Par la suite, le médecin du travail a déclaré le salarié apte à son poste avec réserves : « réduction du temps de travail à 50 % afin de favoriser le maintien dans l'emploi dans la nouvelle organisation et d'assurer le roulement..., en évitant les manutentions manuelles de charge ».
Le salarié a saisi le CPH afin de solliciter la résiliation de son contrat de travail en invoquant une discrimination sur son état de santé.
L'employeur a contesté le dernier avis médical mais le CPH a homologué les propositions d'aménagement de poste.
La Cour de cassation, confirmant l'arrêt d'appel, fait droit à la demande du salarié en prononçant la résiliation judiciaire du contrat, celle-ci produisant les effets d'un licenciement nul.
Les juges rappellent que l'employeur est tenu de prendre en considération les avis et propositions du médecin du travail, dont l'effet n'est pas suspendu par son recours devant le CPH.
Or en l'espèce, l'employeur avait décidé d'une nouvelle organisation sans tenir compte de l'avis du médecin du travail à intervenir sur la reprise du salarié. En outre, l'entreprise n'était pas une petite structure et dans son rapport d'expertise ultérieur, le MIRT n'avait pas relevé d'impossibilité au maintien de l'affectation du salarié dans un temps partiel à 80 %, par roulement (...).

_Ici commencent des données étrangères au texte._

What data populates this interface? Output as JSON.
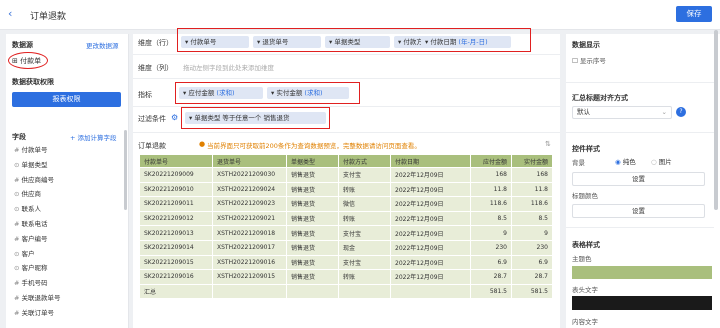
{
  "header": {
    "title": "订单退款",
    "save": "保存"
  },
  "left": {
    "ds_title": "数据源",
    "ds_change": "更改数据源",
    "ds_item": "付款单",
    "perm_title": "数据获取权限",
    "perm_btn": "报表权限",
    "fields_title": "字段",
    "add_calc": "添加计算字段",
    "fields": [
      "付款单号",
      "单据类型",
      "供应商编号",
      "供应商",
      "联系人",
      "联系电话",
      "客户编号",
      "客户",
      "客户昵称",
      "手机号码",
      "关联退款单号",
      "关联订单号"
    ]
  },
  "config": {
    "dim_label": "维度（行）",
    "dims": [
      "付款单号",
      "退货单号",
      "单据类型",
      "付款方式",
      "付款日期"
    ],
    "date_suffix": "(年-月-日)",
    "col_label": "维度（列）",
    "col_placeholder": "拖动左侧字段到此处来添加维度",
    "metric_label": "指标",
    "metrics": [
      "应付金额",
      "实付金额"
    ],
    "metric_suffix": "(求和)",
    "filter_label": "过滤条件",
    "filter": "单据类型 等于任意一个 销售退货"
  },
  "report": {
    "title": "订单退款",
    "note": "当前界面只可获取前200条作为查询数据预览，完整数据请访问页面查看。",
    "columns": [
      "付款单号",
      "退货单号",
      "单据类型",
      "付款方式",
      "付款日期",
      "应付金额",
      "实付金额"
    ],
    "rows": [
      [
        "SK20221209009",
        "XSTH20221209030",
        "销售退货",
        "支付宝",
        "2022年12月09日",
        "168",
        "168"
      ],
      [
        "SK20221209010",
        "XSTH20221209024",
        "销售退货",
        "转账",
        "2022年12月09日",
        "11.8",
        "11.8"
      ],
      [
        "SK20221209011",
        "XSTH20221209023",
        "销售退货",
        "微信",
        "2022年12月09日",
        "118.6",
        "118.6"
      ],
      [
        "SK20221209012",
        "XSTH20221209021",
        "销售退货",
        "转账",
        "2022年12月09日",
        "8.5",
        "8.5"
      ],
      [
        "SK20221209013",
        "XSTH20221209018",
        "销售退货",
        "支付宝",
        "2022年12月09日",
        "9",
        "9"
      ],
      [
        "SK20221209014",
        "XSTH20221209017",
        "销售退货",
        "现金",
        "2022年12月09日",
        "230",
        "230"
      ],
      [
        "SK20221209015",
        "XSTH20221209016",
        "销售退货",
        "支付宝",
        "2022年12月09日",
        "6.9",
        "6.9"
      ],
      [
        "SK20221209016",
        "XSTH20221209015",
        "销售退货",
        "转账",
        "2022年12月09日",
        "28.7",
        "28.7"
      ]
    ],
    "total_label": "汇总",
    "total_pay": "581.5",
    "total_paid": "581.5"
  },
  "right": {
    "display_title": "数据显示",
    "show_index": "显示序号",
    "align_title": "汇总标题对齐方式",
    "align_value": "默认",
    "ctrl_title": "控件样式",
    "bg_label": "背景",
    "opt_color": "纯色",
    "opt_image": "图片",
    "set_btn": "设置",
    "title_color": "标题颜色",
    "set_btn2": "设置",
    "table_title": "表格样式",
    "theme_color": "主题色",
    "header_text": "表头文字",
    "content_text": "内容文字",
    "colors": {
      "theme": "#a9bf7d",
      "header": "#1a1a1a",
      "accent": "#2d6fe0",
      "mark": "#e02020"
    }
  }
}
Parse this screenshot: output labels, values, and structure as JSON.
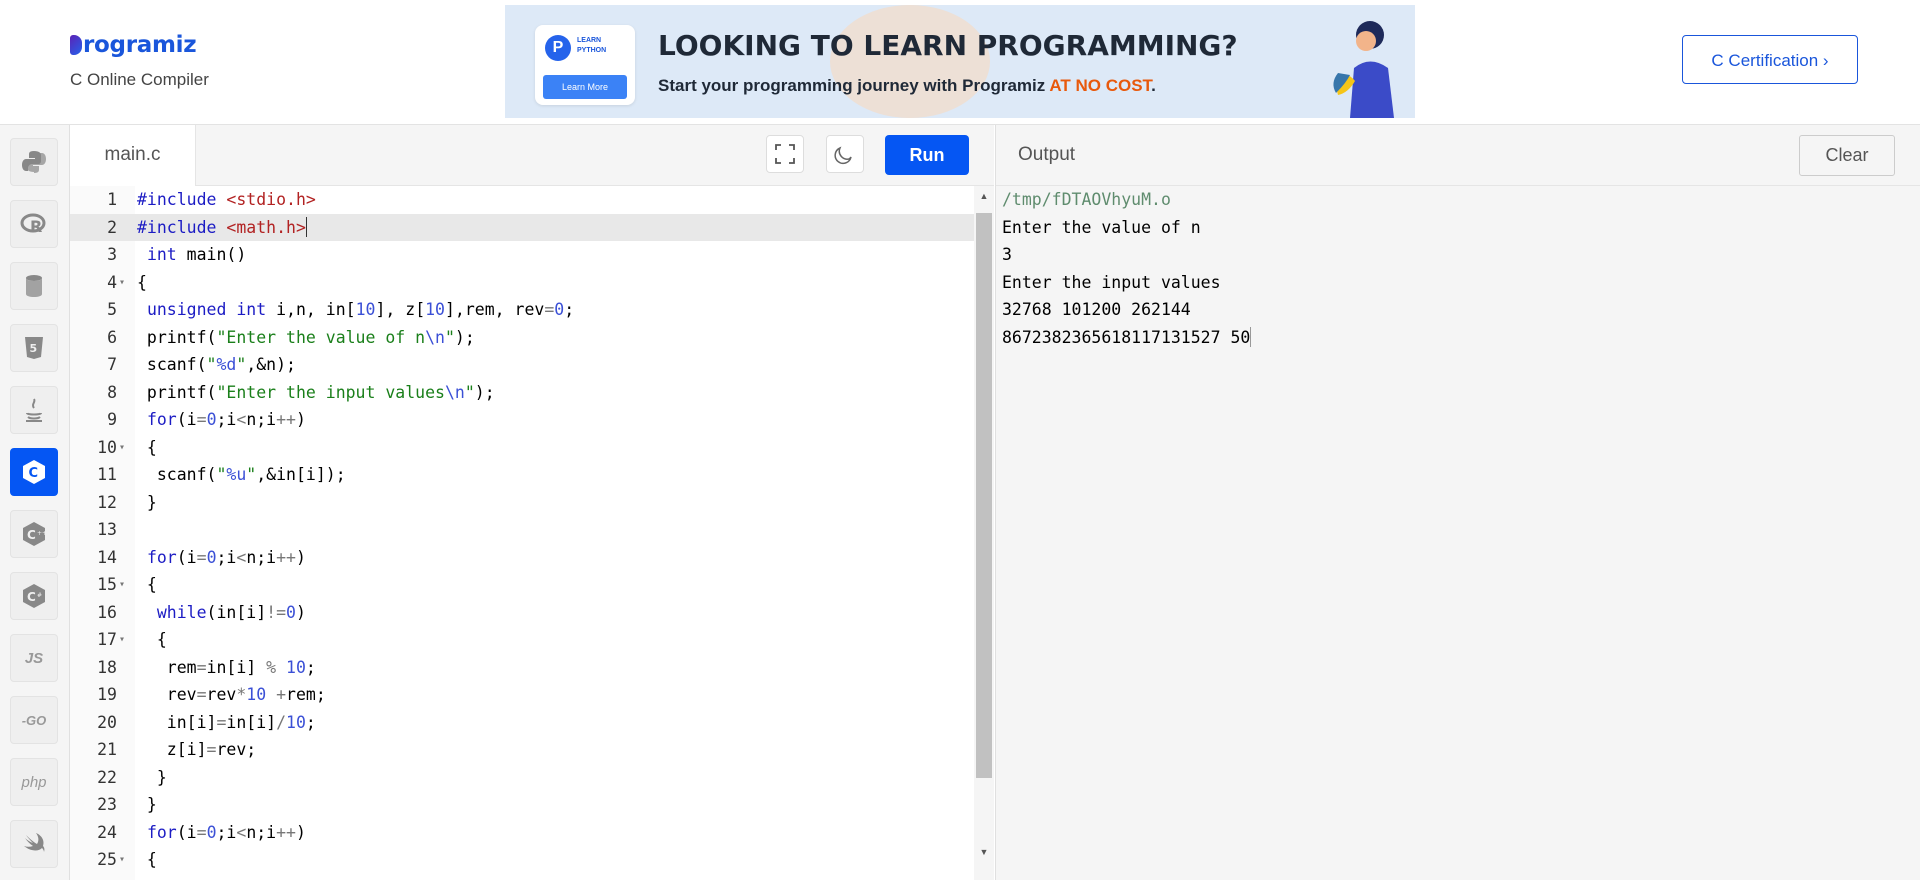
{
  "header": {
    "logo_text": "rogramiz",
    "subtitle": "C Online Compiler",
    "cert_button": "C Certification ›"
  },
  "banner": {
    "badge_line1": "LEARN",
    "badge_line2": "PYTHON",
    "learn_more": "Learn More",
    "headline": "LOOKING TO LEARN PROGRAMMING?",
    "sub_prefix": "Start your programming journey with Programiz ",
    "sub_highlight": "AT NO COST",
    "sub_suffix": "."
  },
  "sidebar": {
    "items": [
      {
        "name": "python-icon",
        "active": false
      },
      {
        "name": "r-icon",
        "active": false
      },
      {
        "name": "sql-icon",
        "active": false
      },
      {
        "name": "html5-icon",
        "active": false
      },
      {
        "name": "java-icon",
        "active": false
      },
      {
        "name": "c-icon",
        "active": true
      },
      {
        "name": "cpp-icon",
        "active": false
      },
      {
        "name": "csharp-icon",
        "active": false
      },
      {
        "name": "js-icon",
        "active": false,
        "text": "JS"
      },
      {
        "name": "go-icon",
        "active": false,
        "text": "-GO"
      },
      {
        "name": "php-icon",
        "active": false,
        "text": "php"
      },
      {
        "name": "swift-icon",
        "active": false
      }
    ]
  },
  "editor": {
    "file_tab": "main.c",
    "run_label": "Run",
    "active_line": 2,
    "lines": [
      {
        "n": "1",
        "fold": "",
        "code": "#include <stdio.h>"
      },
      {
        "n": "2",
        "fold": "",
        "code": "#include <math.h>"
      },
      {
        "n": "3",
        "fold": "",
        "code": " int main()"
      },
      {
        "n": "4",
        "fold": "▾",
        "code": "{"
      },
      {
        "n": "5",
        "fold": "",
        "code": " unsigned int i,n, in[10], z[10],rem, rev=0;"
      },
      {
        "n": "6",
        "fold": "",
        "code": " printf(\"Enter the value of n\\n\");"
      },
      {
        "n": "7",
        "fold": "",
        "code": " scanf(\"%d\",&n);"
      },
      {
        "n": "8",
        "fold": "",
        "code": " printf(\"Enter the input values\\n\");"
      },
      {
        "n": "9",
        "fold": "",
        "code": " for(i=0;i<n;i++)"
      },
      {
        "n": "10",
        "fold": "▾",
        "code": " {"
      },
      {
        "n": "11",
        "fold": "",
        "code": "  scanf(\"%u\",&in[i]);"
      },
      {
        "n": "12",
        "fold": "",
        "code": " }"
      },
      {
        "n": "13",
        "fold": "",
        "code": ""
      },
      {
        "n": "14",
        "fold": "",
        "code": " for(i=0;i<n;i++)"
      },
      {
        "n": "15",
        "fold": "▾",
        "code": " {"
      },
      {
        "n": "16",
        "fold": "",
        "code": "  while(in[i]!=0)"
      },
      {
        "n": "17",
        "fold": "▾",
        "code": "  {"
      },
      {
        "n": "18",
        "fold": "",
        "code": "   rem=in[i] % 10;"
      },
      {
        "n": "19",
        "fold": "",
        "code": "   rev=rev*10 +rem;"
      },
      {
        "n": "20",
        "fold": "",
        "code": "   in[i]=in[i]/10;"
      },
      {
        "n": "21",
        "fold": "",
        "code": "   z[i]=rev;"
      },
      {
        "n": "22",
        "fold": "",
        "code": "  }"
      },
      {
        "n": "23",
        "fold": "",
        "code": " }"
      },
      {
        "n": "24",
        "fold": "",
        "code": " for(i=0;i<n;i++)"
      },
      {
        "n": "25",
        "fold": "▾",
        "code": " {"
      }
    ]
  },
  "output": {
    "title": "Output",
    "clear_label": "Clear",
    "lines": [
      "/tmp/fDTAOVhyuM.o",
      "Enter the value of n",
      "3",
      "Enter the input values",
      "32768 101200 262144",
      "8672382365618117131527 50"
    ]
  },
  "colors": {
    "accent": "#0556f3",
    "keyword": "#1c1cc4",
    "string": "#1a7f1a",
    "include": "#b22222",
    "number": "#3b50d6"
  }
}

Les juges ont également relevé qu'une dispense d'activité avait été imposée au salarié sans échange préalable avec ce dernier et le médecin du travail pour une solution d'attente de la décision à intervenir suite à la contestation de l'avis médical.
Ainsi, les juges considèrent que l'employeur n'établissait pas s'être trouvé dans l'impossibilité de proposer au salarié, pendant la durée de la procédure de contestation, un poste compatible avec les préconisations du médecin du travail et qu'il n'apportait pas la preuve que la décision de dispense d'activité imposée au salarié était justifiée par des éléments objectifs étrangers à toute discrimination.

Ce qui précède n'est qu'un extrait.